Eine Bemerkung gleich vorneweg: Es gehört zu den Prinzipien dieses Blogs, keine einzelnen Mitgliedsorganisation und Personen der Open Source Business Alliance durch ihre Nennung oder die Themenauswahl zu bevorteilen. Eine Ausnahme behält sich der Autor allerdings vor, nämlich für den Fall, dass es um Ereignisse oder Entwicklungen geht, die vermutlich von größerer Bedeutung für die Geschichte von Open Source sein könnten. Beim folgenden Thema fällt die Entscheidung dadurch leichter, dass nicht nur mehrere Mitglieder der OSB Alliance aktuell im Zentrum des Geschehens stehen, sondern gleich etliche mehr sehr bald an der Sache beteiligt sein dürften.

In der letzten Woche hat sich die „Open Cloud Alliance“ (OCA) vorgestellt, die im ersten Quartal 2015 auf dem Markt antreten will.

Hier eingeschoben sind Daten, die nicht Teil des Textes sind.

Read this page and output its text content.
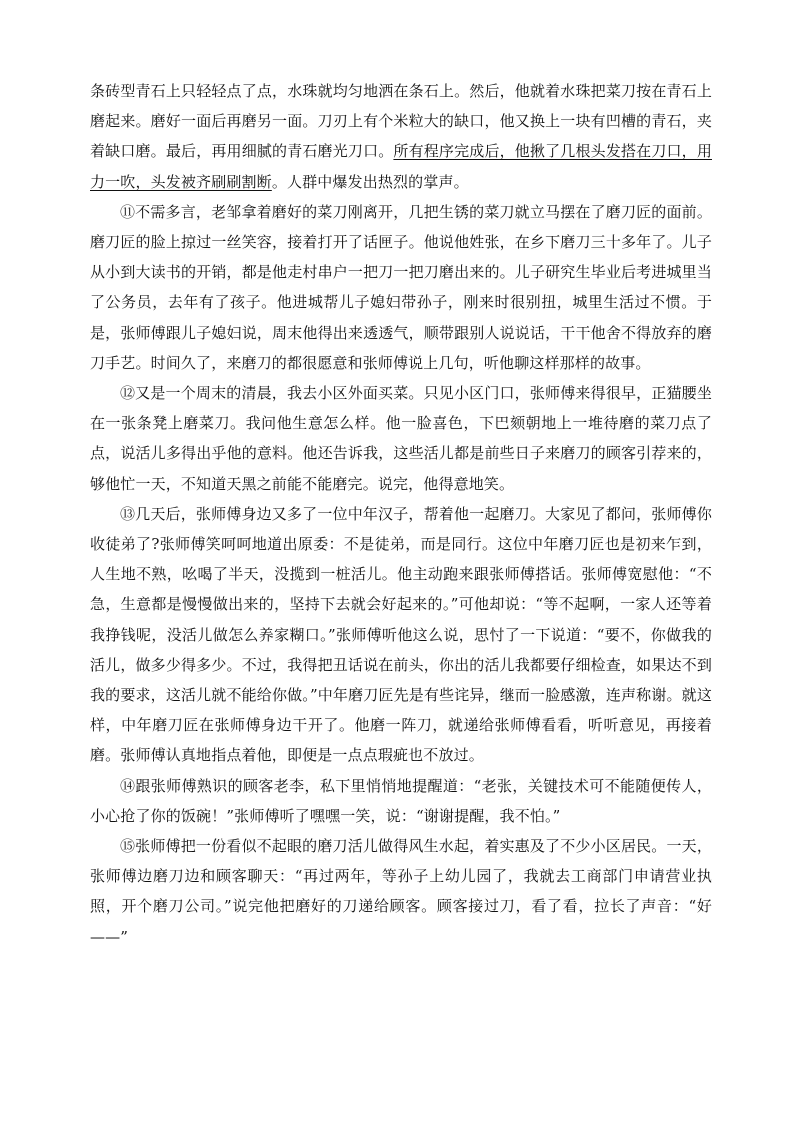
条砖型青石上只轻轻点了点，水珠就均匀地洒在条石上。然后，他就着水珠把菜刀按在青石上磨起来。磨好一面后再磨另一面。刀刃上有个米粒大的缺口，他又换上一块有凹槽的青石，夹着缺口磨。最后，再用细腻的青石磨光刀口。所有程序完成后，他揪了几根头发搭在刀口，用力一吹，头发被齐刷刷割断。人群中爆发出热烈的掌声。

⑪不需多言，老邹拿着磨好的菜刀刚离开，几把生锈的菜刀就立马摆在了磨刀匠的面前。磨刀匠的脸上掠过一丝笑容，接着打开了话匣子。他说他姓张，在乡下磨刀三十多年了。儿子从小到大读书的开销，都是他走村串户一把刀一把刀磨出来的。儿子研究生毕业后考进城里当了公务员，去年有了孩子。他进城帮儿子媳妇带孙子，刚来时很别扭，城里生活过不惯。于是，张师傅跟儿子媳妇说，周末他得出来透透气，顺带跟别人说说话，干干他舍不得放弃的磨刀手艺。时间久了，来磨刀的都很愿意和张师傅说上几句，听他聊这样那样的故事。

⑫又是一个周末的清晨，我去小区外面买菜。只见小区门口，张师傅来得很早，正猫腰坐在一张条凳上磨菜刀。我问他生意怎么样。他一脸喜色，下巴颏朝地上一堆待磨的菜刀点了点，说活儿多得出乎他的意料。他还告诉我，这些活儿都是前些日子来磨刀的顾客引荐来的，够他忙一天，不知道天黑之前能不能磨完。说完，他得意地笑。

⑬几天后，张师傅身边又多了一位中年汉子，帮着他一起磨刀。大家见了都问，张师傅你收徒弟了?张师傅笑呵呵地道出原委：不是徒弟，而是同行。这位中年磨刀匠也是初来乍到，人生地不熟，吆喝了半天，没揽到一桩活儿。他主动跑来跟张师傅搭话。张师傅宽慰他：“不急，生意都是慢慢做出来的，坚持下去就会好起来的。”可他却说：“等不起啊，一家人还等着我挣钱呢，没活儿做怎么养家糊口。”张师傅听他这么说，思忖了一下说道：“要不，你做我的活儿，做多少得多少。不过，我得把丑话说在前头，你出的活儿我都要仔细检查，如果达不到我的要求，这活儿就不能给你做。”中年磨刀匠先是有些诧异，继而一脸感激，连声称谢。就这样，中年磨刀匠在张师傅身边干开了。他磨一阵刀，就递给张师傅看看，听听意见，再接着磨。张师傅认真地指点着他，即便是一点点瑕疵也不放过。

⑭跟张师傅熟识的顾客老李，私下里悄悄地提醒道：“老张，关键技术可不能随便传人，小心抢了你的饭碗！”张师傅听了嘿嘿一笑，说：“谢谢提醒，我不怕。”

⑮张师傅把一份看似不起眼的磨刀活儿做得风生水起，着实惠及了不少小区居民。一天，张师傅边磨刀边和顾客聊天：“再过两年，等孙子上幼儿园了，我就去工商部门申请营业执照，开个磨刀公司。”说完他把磨好的刀递给顾客。顾客接过刀，看了看，拉长了声音：“好——”
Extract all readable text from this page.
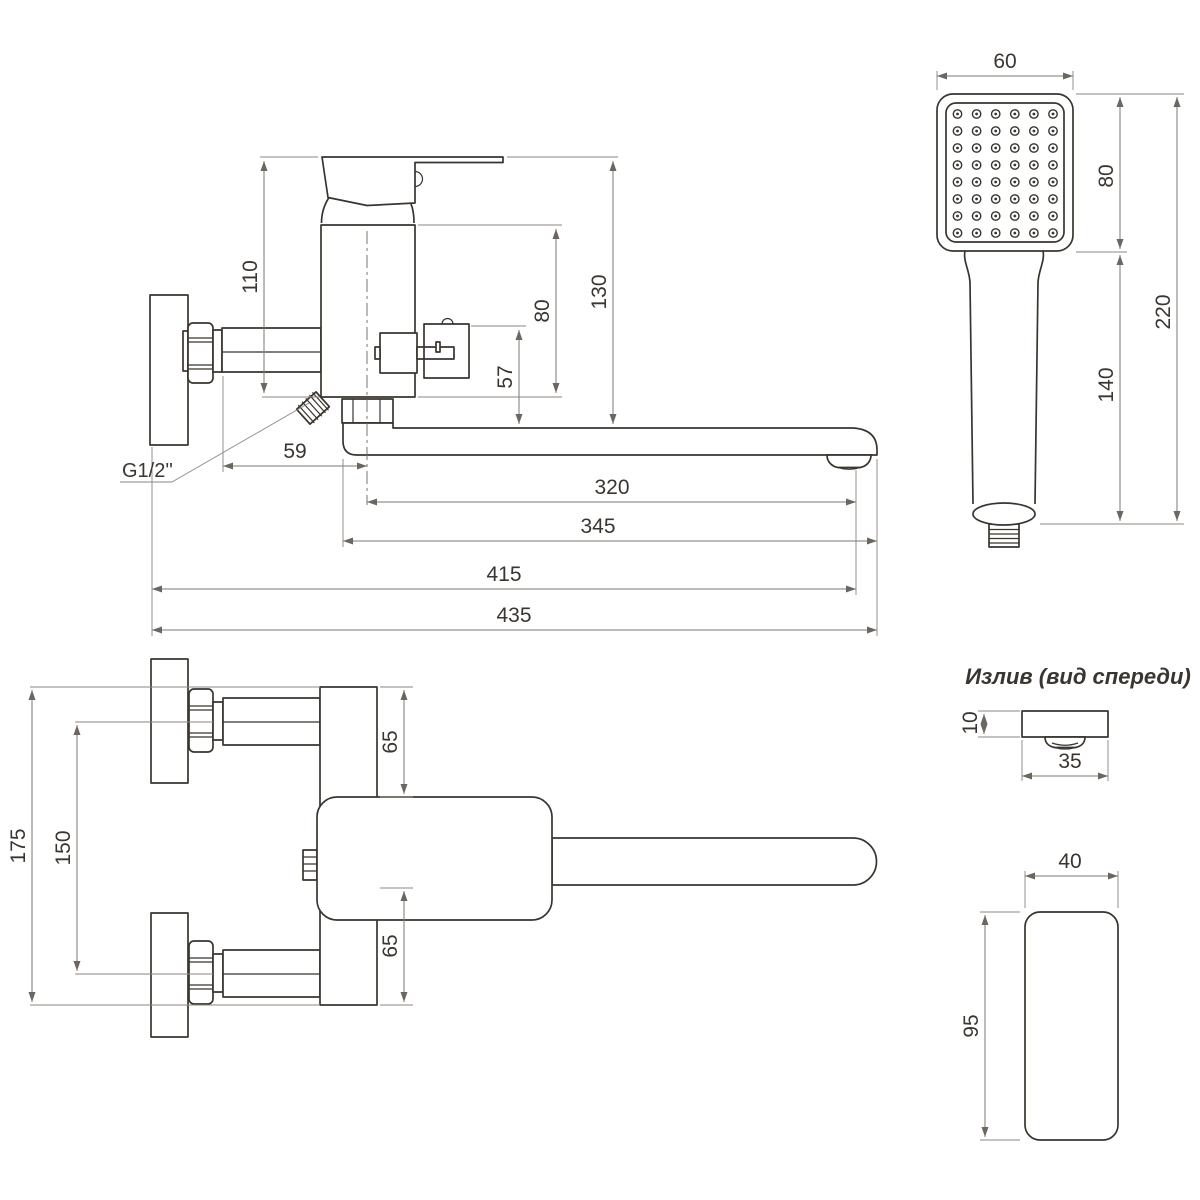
110	130
80
57
59
320
345
415
435
G1/2''
60
80
140
220
175 150
65
65
Излив (вид спереди)
10
35
40
95
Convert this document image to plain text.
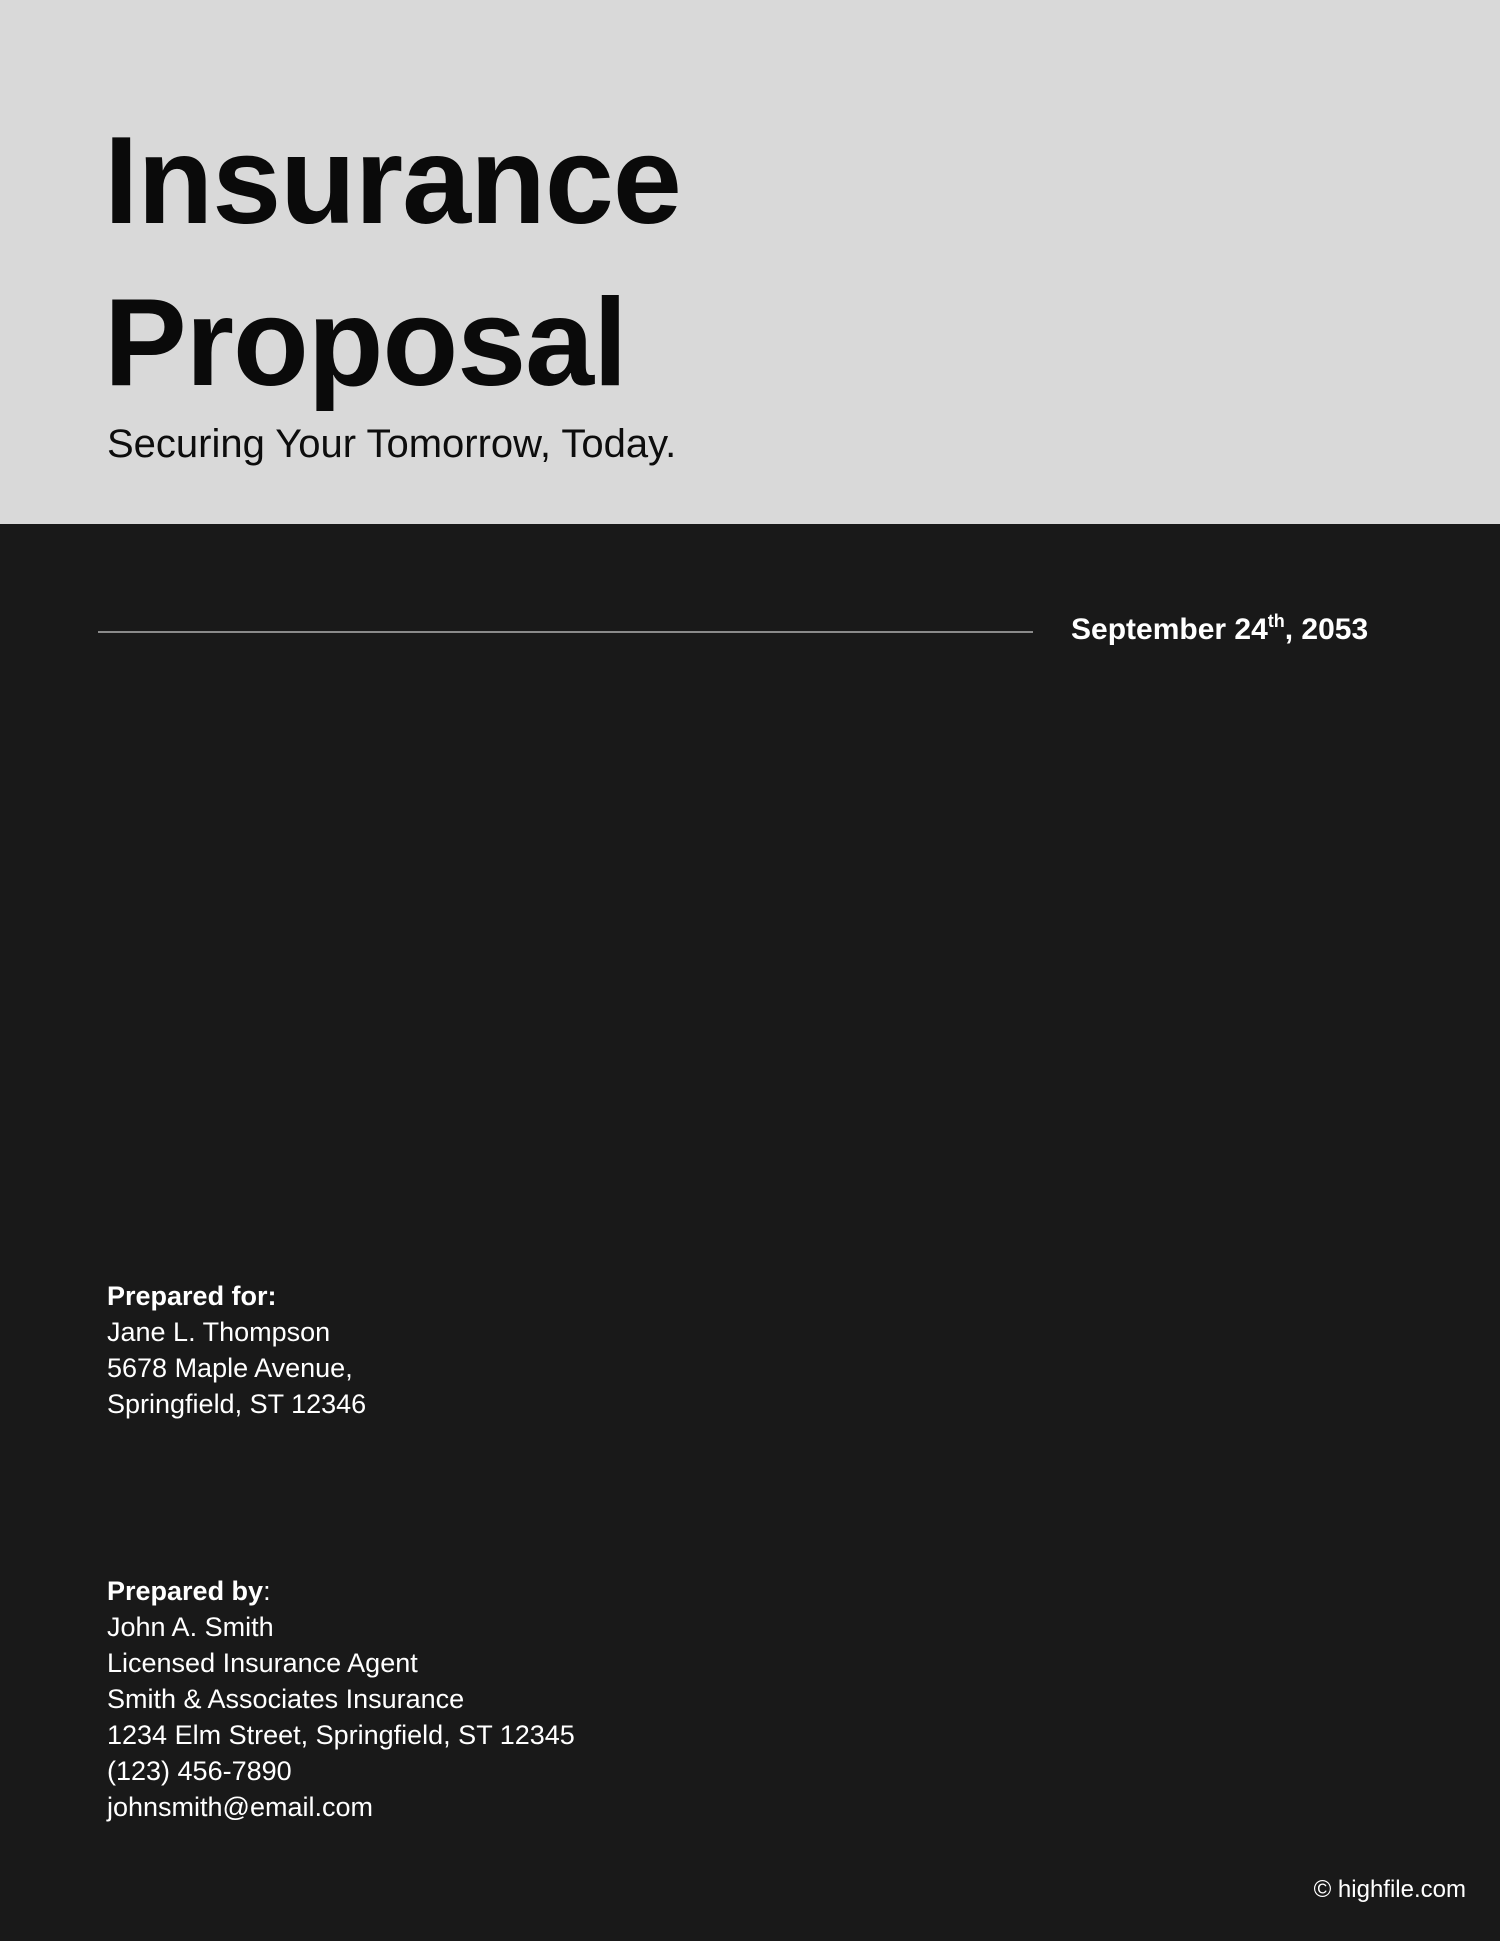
Insurance
Proposal

Securing Your Tomorrow, Today.

September 24th, 2053
Prepared for:
Jane L. Thompson
5678 Maple Avenue,
Springfield, ST 12346
Prepared by:
John A. Smith
Licensed Insurance Agent
Smith & Associates Insurance
1234 Elm Street, Springfield, ST 12345
(123) 456-7890
johnsmith@email.com
© highfile.com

Es ist eine Initiative von Univention, dessen Univention Corporate Server (UCS) Grundlage der Plattform ist, und von IBM, die eine Open-Stack-Implementierung zum Management der Cloud beisteuert sowie mit Lenovo als künftiger Server-Lieferant für die Referenzarchitektur sorgt. Als Applikationsanbieter sind von Beginn an dabei: die Dropbox-Alternative ownCloud, die Collaboration-Plattform Open-Xchange und die Groupware Zarafa. Als Cloud-Service-Provider sind bereits MDlink, Netzlink, Plutex und Teuto.net beteiligt.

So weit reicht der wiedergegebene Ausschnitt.